Let’s look at Para-Max. Should they merge, they’d control about 29 percent of demand for series in the US. Parrot also argues that such a consolidation would create a portfolio of sports offerings (Paramount controls CBS Sports; Warner has TNT and TBS) that could match up with Disney, which owns ESPN. It would also bring the home of Deadwood (HBO) together with CBS broadcast programming and all those Taylor Sheridan cowboy shows that America’s dads love so much.
That’s cool, but also feels like a bid to create an entity where only the juggernauts get airtime. More Yellowstone, less chance of a Westworld revival. And while a merger of these two companies would mean more than just a new-new version of Max and/or Paramount+, it would mean even fewer people are able to green-light new, inventive shows, and that rarely turns out well. (RIP Rap Sh!t, which got canceled as I was writing this.)
Similar outcomes arise in other mergers, though the numbers may not look as appealing to shareholders. If Warner Bros. Discovery were to merge with NBCU, Parrot predicts, they’d have just under 27 percent of that US demand. A marriage between Netflix and Paramount yields about 20 percent of that demand; couple up Paramount and NBCU and that number is a smidge below 22 percent.
These numbers may not seem huge, but they’re staggering when you imagine nearly a quarter of the most in-demand shows being in one place, and what the company with access to those eyeballs would do to keep them.

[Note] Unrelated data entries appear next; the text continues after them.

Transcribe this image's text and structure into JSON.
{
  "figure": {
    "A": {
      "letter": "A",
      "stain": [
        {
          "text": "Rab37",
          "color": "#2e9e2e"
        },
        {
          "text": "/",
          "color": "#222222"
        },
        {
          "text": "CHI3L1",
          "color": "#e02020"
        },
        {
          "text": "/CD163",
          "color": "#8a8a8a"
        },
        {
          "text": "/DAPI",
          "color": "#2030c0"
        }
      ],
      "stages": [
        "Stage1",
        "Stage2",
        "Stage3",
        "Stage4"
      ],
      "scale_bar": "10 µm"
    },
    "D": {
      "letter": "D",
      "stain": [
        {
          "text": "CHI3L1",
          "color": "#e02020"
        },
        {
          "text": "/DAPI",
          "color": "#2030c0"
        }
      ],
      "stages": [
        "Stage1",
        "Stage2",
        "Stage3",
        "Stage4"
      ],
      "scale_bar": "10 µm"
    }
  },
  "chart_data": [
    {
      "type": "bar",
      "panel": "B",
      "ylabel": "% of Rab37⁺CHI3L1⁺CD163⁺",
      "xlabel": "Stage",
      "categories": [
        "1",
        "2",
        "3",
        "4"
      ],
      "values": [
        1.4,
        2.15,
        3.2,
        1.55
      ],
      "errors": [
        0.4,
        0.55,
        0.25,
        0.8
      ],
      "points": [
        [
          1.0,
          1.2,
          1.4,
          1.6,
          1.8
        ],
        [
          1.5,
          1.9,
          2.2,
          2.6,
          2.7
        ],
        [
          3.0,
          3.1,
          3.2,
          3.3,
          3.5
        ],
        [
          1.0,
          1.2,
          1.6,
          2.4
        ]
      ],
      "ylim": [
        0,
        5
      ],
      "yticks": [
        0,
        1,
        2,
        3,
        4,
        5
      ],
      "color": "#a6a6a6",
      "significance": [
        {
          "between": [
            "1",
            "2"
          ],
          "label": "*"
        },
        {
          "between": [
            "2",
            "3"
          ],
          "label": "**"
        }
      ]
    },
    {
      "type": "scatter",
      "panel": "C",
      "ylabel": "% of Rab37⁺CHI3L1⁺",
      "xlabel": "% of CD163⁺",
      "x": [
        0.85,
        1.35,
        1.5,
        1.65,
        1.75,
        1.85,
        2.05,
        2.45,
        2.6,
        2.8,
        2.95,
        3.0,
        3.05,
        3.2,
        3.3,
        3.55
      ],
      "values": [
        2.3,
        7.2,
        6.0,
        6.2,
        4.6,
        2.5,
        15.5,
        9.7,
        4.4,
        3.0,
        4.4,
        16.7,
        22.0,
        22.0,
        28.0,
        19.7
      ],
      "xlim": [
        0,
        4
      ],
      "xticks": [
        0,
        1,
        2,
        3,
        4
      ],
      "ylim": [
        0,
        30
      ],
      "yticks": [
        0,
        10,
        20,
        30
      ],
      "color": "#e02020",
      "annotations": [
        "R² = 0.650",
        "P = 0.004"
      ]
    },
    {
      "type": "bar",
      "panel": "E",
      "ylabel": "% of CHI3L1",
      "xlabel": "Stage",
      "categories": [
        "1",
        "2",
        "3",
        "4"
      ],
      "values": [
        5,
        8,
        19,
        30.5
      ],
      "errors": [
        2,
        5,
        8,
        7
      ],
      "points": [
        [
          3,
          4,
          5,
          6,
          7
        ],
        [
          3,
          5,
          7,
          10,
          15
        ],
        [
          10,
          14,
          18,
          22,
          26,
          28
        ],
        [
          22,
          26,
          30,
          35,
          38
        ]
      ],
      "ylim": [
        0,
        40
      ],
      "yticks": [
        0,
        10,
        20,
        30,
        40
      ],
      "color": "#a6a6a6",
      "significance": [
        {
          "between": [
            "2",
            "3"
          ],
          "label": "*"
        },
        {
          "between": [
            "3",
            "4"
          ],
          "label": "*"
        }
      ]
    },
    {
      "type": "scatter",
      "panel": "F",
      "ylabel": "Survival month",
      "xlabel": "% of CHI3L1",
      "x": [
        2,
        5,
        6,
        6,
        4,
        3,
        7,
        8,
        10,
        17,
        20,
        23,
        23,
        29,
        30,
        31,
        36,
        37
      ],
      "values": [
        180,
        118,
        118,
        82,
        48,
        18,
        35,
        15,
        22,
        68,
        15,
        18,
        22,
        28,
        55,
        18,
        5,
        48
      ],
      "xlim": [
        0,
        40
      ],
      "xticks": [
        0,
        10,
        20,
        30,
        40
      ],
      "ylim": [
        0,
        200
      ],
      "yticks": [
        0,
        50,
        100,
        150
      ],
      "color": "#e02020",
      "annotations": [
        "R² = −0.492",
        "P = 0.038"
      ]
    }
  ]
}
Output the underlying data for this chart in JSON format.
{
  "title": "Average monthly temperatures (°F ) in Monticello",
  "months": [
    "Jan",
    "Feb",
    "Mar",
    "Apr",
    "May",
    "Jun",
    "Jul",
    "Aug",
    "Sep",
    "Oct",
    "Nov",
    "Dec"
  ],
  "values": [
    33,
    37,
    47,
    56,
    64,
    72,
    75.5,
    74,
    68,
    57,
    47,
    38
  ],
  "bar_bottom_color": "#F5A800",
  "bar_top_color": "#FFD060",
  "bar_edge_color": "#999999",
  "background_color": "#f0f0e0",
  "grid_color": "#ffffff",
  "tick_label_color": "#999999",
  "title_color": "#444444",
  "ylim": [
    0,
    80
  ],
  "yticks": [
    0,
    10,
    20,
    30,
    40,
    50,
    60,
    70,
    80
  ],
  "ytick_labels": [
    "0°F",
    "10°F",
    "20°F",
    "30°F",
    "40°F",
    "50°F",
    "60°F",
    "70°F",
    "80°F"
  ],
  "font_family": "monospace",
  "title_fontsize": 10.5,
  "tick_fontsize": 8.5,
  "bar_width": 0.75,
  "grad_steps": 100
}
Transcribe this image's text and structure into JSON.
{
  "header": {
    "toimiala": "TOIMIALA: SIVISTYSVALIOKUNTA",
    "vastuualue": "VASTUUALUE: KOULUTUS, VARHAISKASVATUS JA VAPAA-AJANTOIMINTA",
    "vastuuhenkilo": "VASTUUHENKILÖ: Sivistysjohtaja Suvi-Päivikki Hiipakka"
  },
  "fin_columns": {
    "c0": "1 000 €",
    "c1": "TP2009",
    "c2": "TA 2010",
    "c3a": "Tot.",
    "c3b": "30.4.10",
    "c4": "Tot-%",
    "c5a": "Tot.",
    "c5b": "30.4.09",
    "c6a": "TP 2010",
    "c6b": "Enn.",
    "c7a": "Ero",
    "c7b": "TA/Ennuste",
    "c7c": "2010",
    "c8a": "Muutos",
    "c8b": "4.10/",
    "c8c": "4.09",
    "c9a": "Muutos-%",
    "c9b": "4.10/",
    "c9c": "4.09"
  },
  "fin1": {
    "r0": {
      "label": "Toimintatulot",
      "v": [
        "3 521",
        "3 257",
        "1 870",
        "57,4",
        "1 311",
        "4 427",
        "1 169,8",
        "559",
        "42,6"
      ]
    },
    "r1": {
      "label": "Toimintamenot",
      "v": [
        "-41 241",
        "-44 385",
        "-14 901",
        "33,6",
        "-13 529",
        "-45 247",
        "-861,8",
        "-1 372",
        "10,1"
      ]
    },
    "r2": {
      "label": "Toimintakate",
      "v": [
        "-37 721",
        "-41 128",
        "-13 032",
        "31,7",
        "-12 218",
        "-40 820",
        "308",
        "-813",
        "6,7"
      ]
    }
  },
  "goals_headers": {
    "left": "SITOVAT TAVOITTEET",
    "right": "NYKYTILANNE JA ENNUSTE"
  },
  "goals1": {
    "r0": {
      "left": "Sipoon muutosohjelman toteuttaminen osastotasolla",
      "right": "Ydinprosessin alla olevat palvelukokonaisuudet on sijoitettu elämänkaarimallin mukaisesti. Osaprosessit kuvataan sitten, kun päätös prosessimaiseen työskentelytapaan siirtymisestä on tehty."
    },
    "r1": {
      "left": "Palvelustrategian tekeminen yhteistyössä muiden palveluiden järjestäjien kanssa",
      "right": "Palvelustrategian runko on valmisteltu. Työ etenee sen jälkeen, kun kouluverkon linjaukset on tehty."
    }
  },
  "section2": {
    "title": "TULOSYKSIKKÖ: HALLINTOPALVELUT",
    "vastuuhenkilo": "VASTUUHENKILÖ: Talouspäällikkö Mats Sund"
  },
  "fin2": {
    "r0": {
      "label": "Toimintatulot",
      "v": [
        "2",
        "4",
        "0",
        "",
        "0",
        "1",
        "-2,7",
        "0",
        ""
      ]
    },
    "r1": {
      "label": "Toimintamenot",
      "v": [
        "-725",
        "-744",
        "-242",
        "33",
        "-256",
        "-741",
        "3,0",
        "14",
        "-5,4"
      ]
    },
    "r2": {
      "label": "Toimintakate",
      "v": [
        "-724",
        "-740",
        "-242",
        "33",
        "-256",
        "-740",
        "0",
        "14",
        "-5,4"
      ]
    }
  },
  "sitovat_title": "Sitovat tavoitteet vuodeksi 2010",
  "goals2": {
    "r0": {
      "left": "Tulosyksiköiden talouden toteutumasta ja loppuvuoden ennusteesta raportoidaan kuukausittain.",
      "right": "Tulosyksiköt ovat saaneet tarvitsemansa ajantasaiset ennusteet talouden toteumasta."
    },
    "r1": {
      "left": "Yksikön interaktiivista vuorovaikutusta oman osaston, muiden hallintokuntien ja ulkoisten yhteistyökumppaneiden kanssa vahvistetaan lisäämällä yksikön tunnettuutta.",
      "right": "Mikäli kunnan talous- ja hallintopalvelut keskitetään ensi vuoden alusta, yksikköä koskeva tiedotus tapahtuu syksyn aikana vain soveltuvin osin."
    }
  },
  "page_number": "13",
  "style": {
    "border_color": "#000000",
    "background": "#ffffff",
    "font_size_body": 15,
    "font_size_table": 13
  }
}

For context, the only company with close to that figure is Disney, which controls nearly 20 percent of that demand.
Again, this is just one set of statistics about hypothetical mergers, but investment bankers are wishin’ and hopin’ for more of these deals in 2024, and marriages seem likely. The results wouldn’t just be new streaming services, but new media conglomerates responsible for big chunks of the culture and entertainment that people have access to in the US and beyond.
This has been happening for a while—ever since Amazon bought MGM and, of course, WarnerMedia merged with Discovery. R&D is now M&A. There’s likely a New Big Three on the horizon. Which companies they’ll be made of and what they’ll offer is anyone’s guess, but it’s looking unlikely they’ll be much different than what came before.